Lenten Reflection - Mark 9:42-50 by Eric Bumgardner
42 “If anyone causes one of these little ones—those who believe in me—to stumble, it would be better for them if a large millstone were hung around their neck and they were thrown into the sea. 43 If your hand causes you to stumble, cut it off. It is better for you to enter life maimed than with two hands to go into hell, where the fire never goes out.45 And if your foot causes you to stumble, cut it off. It is better for you to enter life crippled than to have two feet and be thrown into hell. 47 And if your eye causes you to stumble, pluck it out. It is better for you to enter the kingdom of God with one eye than to have two eyes and be thrown into hell, 48 where “‘the worms that eat them do not die, and the fire is not quenched.’ 49 Everyone will be salted with fire. 50 “Salt is good, but if it loses its saltiness, how can you make it salty again? Have salt among yourselves, and be at peace with each other.” Mark 9:42-50
Notorious libertine Oscar Wilde stated the only way to get rid of temptation was to yield to it. “I can resist everything but temptation.”
In my reading of this passage, Jesus (again?) reveals his “fully God, fully man” duality to me; seeming to understand temptation, and its consequent “stumbling,” as only one who is fully man can. His stern gaze is cast on we predators who search for others on which we can exert our control by catering to their insecurities with money, sex, prestige, etc.
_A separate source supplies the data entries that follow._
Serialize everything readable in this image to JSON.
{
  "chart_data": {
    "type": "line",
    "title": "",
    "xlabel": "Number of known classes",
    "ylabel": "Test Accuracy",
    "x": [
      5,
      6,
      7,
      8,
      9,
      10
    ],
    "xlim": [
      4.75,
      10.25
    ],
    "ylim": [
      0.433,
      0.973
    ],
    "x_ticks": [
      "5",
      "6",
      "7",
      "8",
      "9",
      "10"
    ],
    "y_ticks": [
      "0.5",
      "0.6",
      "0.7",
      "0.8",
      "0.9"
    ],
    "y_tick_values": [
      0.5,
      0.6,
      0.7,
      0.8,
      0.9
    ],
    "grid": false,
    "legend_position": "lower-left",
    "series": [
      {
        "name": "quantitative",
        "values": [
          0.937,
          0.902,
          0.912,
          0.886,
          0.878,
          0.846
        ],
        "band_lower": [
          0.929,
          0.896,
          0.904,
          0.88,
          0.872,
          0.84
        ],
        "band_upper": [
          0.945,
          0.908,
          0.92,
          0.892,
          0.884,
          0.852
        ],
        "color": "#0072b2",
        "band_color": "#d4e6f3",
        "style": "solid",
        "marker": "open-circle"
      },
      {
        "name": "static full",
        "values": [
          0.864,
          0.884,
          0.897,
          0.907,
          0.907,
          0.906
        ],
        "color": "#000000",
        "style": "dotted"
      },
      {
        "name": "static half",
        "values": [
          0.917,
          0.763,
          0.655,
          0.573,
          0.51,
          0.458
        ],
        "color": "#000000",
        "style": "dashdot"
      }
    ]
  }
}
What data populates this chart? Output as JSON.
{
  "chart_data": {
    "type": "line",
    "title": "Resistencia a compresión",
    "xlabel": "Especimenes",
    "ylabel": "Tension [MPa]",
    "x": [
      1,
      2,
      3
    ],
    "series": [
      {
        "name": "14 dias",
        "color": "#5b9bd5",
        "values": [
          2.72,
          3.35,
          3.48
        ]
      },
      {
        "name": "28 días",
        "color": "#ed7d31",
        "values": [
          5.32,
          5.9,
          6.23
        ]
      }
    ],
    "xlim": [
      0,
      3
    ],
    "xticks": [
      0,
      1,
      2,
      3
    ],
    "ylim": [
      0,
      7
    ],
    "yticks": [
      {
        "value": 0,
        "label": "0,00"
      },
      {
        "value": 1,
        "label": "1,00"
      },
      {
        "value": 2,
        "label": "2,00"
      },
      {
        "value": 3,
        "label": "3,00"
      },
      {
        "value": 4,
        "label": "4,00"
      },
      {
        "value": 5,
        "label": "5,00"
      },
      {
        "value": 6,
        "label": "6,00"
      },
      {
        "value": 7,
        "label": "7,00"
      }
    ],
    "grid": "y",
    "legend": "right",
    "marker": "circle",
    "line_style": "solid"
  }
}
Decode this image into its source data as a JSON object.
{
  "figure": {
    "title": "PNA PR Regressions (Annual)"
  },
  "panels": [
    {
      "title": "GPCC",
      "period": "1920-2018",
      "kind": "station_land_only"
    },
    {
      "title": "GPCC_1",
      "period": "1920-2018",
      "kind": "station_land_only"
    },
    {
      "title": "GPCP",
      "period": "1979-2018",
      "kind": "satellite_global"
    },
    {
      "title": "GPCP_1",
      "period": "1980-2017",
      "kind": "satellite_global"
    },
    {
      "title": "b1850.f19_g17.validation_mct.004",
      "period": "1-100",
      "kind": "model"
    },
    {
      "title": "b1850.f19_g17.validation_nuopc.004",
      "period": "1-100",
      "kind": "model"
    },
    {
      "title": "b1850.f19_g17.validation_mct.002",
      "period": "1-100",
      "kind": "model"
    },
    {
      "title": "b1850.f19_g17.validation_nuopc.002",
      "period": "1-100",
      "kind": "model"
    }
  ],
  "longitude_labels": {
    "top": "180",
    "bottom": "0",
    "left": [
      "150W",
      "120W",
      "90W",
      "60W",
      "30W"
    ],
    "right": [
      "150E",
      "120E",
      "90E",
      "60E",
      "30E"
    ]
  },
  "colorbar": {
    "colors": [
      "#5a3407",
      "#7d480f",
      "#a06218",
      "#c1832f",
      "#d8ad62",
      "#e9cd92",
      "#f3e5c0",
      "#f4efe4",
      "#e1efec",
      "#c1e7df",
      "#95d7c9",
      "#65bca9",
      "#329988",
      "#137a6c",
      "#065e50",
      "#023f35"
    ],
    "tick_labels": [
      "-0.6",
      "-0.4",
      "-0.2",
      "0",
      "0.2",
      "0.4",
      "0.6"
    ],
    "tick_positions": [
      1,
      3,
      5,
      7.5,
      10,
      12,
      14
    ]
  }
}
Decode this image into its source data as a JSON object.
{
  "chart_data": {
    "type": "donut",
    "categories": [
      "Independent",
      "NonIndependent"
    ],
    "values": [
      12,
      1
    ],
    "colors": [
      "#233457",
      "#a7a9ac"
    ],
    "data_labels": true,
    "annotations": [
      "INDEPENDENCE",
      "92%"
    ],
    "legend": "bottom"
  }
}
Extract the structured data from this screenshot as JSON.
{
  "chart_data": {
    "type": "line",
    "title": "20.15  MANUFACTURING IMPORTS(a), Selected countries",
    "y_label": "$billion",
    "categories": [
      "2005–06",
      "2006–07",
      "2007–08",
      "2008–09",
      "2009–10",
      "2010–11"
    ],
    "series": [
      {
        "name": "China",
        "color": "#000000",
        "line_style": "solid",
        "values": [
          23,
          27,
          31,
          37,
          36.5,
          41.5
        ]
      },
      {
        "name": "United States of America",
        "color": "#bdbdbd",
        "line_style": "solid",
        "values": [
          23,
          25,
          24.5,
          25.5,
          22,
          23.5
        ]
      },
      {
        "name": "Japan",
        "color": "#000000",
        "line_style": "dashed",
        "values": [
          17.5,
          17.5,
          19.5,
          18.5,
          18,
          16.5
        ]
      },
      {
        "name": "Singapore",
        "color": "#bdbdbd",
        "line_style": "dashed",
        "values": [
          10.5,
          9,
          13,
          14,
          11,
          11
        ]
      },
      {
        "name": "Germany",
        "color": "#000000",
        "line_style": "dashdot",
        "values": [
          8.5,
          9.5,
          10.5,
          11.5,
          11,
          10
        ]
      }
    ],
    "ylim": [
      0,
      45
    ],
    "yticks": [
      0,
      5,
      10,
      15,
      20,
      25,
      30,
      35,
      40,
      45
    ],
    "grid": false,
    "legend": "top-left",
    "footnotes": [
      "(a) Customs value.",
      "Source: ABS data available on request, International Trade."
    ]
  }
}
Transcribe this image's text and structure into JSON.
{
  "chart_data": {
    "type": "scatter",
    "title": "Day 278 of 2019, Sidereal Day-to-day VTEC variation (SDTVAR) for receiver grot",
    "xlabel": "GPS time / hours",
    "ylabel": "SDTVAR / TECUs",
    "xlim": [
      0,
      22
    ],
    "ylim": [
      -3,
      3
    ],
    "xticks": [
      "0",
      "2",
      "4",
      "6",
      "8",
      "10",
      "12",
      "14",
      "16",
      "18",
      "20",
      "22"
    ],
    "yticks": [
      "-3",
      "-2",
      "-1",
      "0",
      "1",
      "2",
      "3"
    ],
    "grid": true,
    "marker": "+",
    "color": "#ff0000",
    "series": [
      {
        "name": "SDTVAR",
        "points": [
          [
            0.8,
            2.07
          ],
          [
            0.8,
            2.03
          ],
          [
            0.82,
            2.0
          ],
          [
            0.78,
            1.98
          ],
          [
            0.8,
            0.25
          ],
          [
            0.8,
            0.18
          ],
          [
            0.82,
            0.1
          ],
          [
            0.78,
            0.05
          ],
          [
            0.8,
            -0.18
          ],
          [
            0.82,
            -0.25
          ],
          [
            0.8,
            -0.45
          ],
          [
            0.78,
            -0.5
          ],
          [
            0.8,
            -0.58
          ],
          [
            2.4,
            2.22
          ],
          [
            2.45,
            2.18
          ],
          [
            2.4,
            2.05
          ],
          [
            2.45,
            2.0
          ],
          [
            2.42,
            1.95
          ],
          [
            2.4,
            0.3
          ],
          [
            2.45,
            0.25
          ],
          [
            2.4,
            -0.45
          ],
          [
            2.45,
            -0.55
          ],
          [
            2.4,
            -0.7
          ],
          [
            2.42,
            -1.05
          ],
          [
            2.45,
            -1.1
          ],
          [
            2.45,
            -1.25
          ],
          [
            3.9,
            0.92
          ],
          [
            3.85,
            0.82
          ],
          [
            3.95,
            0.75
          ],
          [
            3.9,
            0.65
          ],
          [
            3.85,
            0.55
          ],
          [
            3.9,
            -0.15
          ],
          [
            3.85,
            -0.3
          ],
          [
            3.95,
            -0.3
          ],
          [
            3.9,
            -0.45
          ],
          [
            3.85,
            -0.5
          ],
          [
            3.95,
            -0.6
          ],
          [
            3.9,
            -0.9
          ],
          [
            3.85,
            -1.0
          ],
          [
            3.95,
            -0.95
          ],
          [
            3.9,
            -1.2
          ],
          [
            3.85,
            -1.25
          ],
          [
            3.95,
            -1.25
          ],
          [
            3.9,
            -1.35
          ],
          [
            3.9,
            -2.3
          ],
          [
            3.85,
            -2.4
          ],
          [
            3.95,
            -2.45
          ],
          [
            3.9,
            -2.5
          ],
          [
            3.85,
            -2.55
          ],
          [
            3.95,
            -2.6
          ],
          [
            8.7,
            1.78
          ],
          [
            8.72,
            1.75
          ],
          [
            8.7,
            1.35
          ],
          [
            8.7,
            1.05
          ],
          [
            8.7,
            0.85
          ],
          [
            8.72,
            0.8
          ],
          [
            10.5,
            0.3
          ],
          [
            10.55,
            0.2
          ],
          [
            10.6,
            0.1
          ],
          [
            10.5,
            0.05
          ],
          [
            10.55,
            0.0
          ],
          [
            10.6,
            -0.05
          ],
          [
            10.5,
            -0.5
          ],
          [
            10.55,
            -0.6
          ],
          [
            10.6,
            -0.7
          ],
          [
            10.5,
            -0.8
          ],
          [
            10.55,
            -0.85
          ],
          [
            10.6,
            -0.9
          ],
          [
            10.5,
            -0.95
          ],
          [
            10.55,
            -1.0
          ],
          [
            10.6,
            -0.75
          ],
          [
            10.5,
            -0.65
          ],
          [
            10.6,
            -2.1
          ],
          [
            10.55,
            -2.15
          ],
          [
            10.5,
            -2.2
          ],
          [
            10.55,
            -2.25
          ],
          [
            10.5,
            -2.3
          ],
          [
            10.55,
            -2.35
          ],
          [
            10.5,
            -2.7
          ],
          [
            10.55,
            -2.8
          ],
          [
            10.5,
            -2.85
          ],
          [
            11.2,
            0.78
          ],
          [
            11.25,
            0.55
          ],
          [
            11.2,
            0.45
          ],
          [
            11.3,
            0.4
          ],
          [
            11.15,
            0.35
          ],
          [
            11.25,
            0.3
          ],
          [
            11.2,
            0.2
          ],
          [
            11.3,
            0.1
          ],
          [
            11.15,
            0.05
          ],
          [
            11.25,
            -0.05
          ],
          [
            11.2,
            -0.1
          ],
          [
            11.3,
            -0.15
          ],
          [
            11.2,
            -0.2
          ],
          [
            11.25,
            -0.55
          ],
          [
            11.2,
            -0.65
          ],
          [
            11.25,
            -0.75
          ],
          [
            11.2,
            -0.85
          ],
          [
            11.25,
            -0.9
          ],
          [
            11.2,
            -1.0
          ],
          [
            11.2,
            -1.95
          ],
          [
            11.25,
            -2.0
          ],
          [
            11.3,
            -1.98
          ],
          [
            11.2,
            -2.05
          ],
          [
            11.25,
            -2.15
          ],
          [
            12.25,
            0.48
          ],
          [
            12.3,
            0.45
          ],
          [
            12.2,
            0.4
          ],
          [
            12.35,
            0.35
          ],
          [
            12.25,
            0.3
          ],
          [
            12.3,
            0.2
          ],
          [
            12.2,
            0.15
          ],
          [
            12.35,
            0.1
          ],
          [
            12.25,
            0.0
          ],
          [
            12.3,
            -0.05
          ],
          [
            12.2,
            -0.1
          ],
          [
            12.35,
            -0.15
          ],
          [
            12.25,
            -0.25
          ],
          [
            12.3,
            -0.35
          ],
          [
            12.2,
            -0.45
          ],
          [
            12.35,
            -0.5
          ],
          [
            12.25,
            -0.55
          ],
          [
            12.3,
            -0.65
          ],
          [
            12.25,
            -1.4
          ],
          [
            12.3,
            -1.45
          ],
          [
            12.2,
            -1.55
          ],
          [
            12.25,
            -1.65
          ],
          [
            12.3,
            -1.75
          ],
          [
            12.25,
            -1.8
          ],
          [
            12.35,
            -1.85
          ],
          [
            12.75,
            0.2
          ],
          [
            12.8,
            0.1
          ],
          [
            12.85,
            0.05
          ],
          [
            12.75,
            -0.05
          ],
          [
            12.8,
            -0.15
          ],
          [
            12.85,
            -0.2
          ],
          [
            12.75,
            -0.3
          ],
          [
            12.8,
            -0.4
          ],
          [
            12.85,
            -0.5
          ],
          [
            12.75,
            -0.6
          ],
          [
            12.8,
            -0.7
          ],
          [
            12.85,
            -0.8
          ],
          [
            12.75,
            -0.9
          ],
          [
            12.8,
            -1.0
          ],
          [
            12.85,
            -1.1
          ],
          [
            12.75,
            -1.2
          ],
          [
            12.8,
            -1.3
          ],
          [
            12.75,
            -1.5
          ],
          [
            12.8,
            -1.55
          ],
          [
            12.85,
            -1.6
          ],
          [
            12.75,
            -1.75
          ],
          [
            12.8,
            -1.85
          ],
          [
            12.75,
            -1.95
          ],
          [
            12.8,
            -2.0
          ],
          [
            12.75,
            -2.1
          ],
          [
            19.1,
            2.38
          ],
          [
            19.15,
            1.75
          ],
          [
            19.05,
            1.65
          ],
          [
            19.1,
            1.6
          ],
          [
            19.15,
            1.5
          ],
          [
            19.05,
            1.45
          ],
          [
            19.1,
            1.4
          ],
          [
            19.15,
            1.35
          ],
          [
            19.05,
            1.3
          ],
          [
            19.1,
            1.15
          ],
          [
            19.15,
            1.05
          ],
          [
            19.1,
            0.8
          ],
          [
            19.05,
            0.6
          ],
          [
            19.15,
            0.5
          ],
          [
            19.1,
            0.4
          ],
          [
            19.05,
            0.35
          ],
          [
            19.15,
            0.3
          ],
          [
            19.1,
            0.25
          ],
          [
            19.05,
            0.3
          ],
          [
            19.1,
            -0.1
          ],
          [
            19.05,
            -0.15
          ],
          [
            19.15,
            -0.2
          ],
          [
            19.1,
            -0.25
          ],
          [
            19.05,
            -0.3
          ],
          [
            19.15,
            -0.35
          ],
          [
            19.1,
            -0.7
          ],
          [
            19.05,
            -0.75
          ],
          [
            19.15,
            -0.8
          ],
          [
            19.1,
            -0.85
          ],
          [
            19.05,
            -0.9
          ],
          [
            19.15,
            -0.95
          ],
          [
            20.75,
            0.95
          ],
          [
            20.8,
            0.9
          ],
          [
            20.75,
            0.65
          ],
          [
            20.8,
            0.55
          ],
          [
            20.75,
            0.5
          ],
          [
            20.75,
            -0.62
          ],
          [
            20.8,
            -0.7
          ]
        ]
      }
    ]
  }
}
He gives fair warning to the Wilde in us to part ways with those things or people we most value, but in reality separate us from the reality of God.
Finally, I read (maybe) what I’m most looking for: clear direction; as He’s already demanded more than I can do alone. Jesus asks me to “have salt among us,” and surround myself with preserving individuals — friends — in whose shadow I can walk, in whose path I can follow.
If I’m honest, I don’t want to be led. Their path doesn’t look like it leads anywhere fun. Even the words of Jesus, through voices of people who care about me deeply, don’t have any sway. Only repeated stumbling can convince me of the depth and weight of the words.
Today I’ve been given the opportunity to live “out loud” among the salt, and share my temptations and fears instead of stepping into the ring alone. But alone — in silence — is where I have to meet them.
In a season set aside for self-examination, it doesn’t seem to get any more Lent than this.